Nel 1885 l'apertura di via dei Mille tagliò in due la tenuta, richiedendo l'abbattimento di alcuni locali e isolando gli edifici minori e le botteghe in affitto che si trovavano dall'altra parte della strada. In quegli anni la proprietà passò dagli eredi dei Carafa al barone Giuseppe Treves. Anche la maggior parte dei giardini furono sacrificati, intorno alla metà del '900, per lasciar posto alla crescente urbanizzazione di Chiaia. Negli anni '60 furono fortissime le pressioni per abbattere l'edificio e utilizzare l'area per l'ennesima speculazione edilizia; fortunatamente ciò non avvenne, anche se l'incuria e la razzia degli stucchi e degli altri elementi architettonici di pregio lo ridussero in stato d'abbandono.
Nel 1984 il Comune di Napoli ne acquisisce la proprietà, avviando qualche anno dopo una difficile, lunga e costosa opera di restauro, ostacolata per anni da pastoie burocratiche, ritardi nei finanziamenti, problemi statici e pratiche di esproprio dei negozi al pian terreno.
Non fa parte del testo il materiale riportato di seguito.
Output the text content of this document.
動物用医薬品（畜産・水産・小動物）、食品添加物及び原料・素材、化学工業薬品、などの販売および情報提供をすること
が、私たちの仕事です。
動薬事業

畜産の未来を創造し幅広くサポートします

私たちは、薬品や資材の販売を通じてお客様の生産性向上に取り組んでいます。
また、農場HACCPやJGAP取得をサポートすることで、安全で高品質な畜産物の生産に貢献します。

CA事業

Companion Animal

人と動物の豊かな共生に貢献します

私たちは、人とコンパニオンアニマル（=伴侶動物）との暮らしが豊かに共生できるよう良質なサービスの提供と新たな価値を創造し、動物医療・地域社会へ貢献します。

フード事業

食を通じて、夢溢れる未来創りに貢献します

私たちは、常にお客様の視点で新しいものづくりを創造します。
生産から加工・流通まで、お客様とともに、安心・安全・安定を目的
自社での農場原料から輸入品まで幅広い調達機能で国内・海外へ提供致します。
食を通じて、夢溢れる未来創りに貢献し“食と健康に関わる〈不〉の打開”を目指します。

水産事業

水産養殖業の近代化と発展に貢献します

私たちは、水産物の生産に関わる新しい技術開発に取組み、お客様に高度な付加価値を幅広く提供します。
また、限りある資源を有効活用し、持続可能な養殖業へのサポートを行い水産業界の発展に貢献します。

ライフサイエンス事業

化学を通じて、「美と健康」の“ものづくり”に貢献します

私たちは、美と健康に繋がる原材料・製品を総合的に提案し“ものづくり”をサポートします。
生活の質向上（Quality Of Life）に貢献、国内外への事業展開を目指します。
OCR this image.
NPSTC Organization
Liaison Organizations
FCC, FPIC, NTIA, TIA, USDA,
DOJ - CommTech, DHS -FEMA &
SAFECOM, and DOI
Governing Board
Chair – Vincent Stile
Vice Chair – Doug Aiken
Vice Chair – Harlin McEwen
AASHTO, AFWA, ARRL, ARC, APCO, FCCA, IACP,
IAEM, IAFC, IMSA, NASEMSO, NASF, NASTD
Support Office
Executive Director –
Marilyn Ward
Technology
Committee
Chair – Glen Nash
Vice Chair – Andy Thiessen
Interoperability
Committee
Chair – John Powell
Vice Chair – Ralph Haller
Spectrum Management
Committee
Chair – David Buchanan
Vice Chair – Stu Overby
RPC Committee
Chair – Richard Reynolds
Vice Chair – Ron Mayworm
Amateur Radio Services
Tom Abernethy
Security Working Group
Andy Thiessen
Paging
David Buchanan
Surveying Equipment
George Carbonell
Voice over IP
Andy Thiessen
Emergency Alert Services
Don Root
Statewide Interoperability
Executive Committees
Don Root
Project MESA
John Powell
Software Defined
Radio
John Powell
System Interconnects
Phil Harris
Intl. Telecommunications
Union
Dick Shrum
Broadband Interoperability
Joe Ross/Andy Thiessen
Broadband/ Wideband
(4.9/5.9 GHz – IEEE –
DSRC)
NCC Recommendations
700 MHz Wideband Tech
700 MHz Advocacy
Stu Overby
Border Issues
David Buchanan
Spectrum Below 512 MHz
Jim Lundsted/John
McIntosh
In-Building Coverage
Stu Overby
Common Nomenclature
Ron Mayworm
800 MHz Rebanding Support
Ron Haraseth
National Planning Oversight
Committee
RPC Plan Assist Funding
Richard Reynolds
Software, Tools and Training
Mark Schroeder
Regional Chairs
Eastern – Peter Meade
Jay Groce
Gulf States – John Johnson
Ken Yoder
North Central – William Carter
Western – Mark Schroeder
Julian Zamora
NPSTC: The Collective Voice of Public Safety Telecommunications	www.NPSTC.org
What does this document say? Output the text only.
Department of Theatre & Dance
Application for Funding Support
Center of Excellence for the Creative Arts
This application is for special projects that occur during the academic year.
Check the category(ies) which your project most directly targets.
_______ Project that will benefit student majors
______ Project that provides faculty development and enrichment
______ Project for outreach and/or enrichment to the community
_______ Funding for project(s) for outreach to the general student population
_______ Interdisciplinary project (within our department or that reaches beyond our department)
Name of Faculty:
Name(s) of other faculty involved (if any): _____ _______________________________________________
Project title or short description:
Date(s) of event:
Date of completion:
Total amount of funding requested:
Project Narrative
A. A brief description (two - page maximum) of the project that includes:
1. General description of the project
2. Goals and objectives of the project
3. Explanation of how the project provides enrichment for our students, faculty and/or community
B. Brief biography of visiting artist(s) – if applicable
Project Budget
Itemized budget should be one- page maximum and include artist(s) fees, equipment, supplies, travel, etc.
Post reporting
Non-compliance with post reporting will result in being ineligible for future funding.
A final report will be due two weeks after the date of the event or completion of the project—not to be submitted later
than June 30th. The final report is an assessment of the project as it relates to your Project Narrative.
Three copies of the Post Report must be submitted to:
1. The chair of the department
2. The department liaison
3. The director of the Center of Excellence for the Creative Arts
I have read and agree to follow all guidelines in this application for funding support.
Contemporaneamente, ne stabilisce la destinazione d'uso a Centro di Documentazione per le Arti Contemporanee.
Solo nel 2004 si conclude l'intervento di restauro conservativo e di adeguamento antisismico e funzionale della struttura, che diviene sede del PAN (Palazzo delle Arti di Napoli), inaugurato il 26 marzo 2005 e sede -nei suoi 6.000 metri quadrati- di esposizioni artistiche permanenti e temporanee, conferenze e incontri sulle tematiche dell'arte e della cultura contemporanea.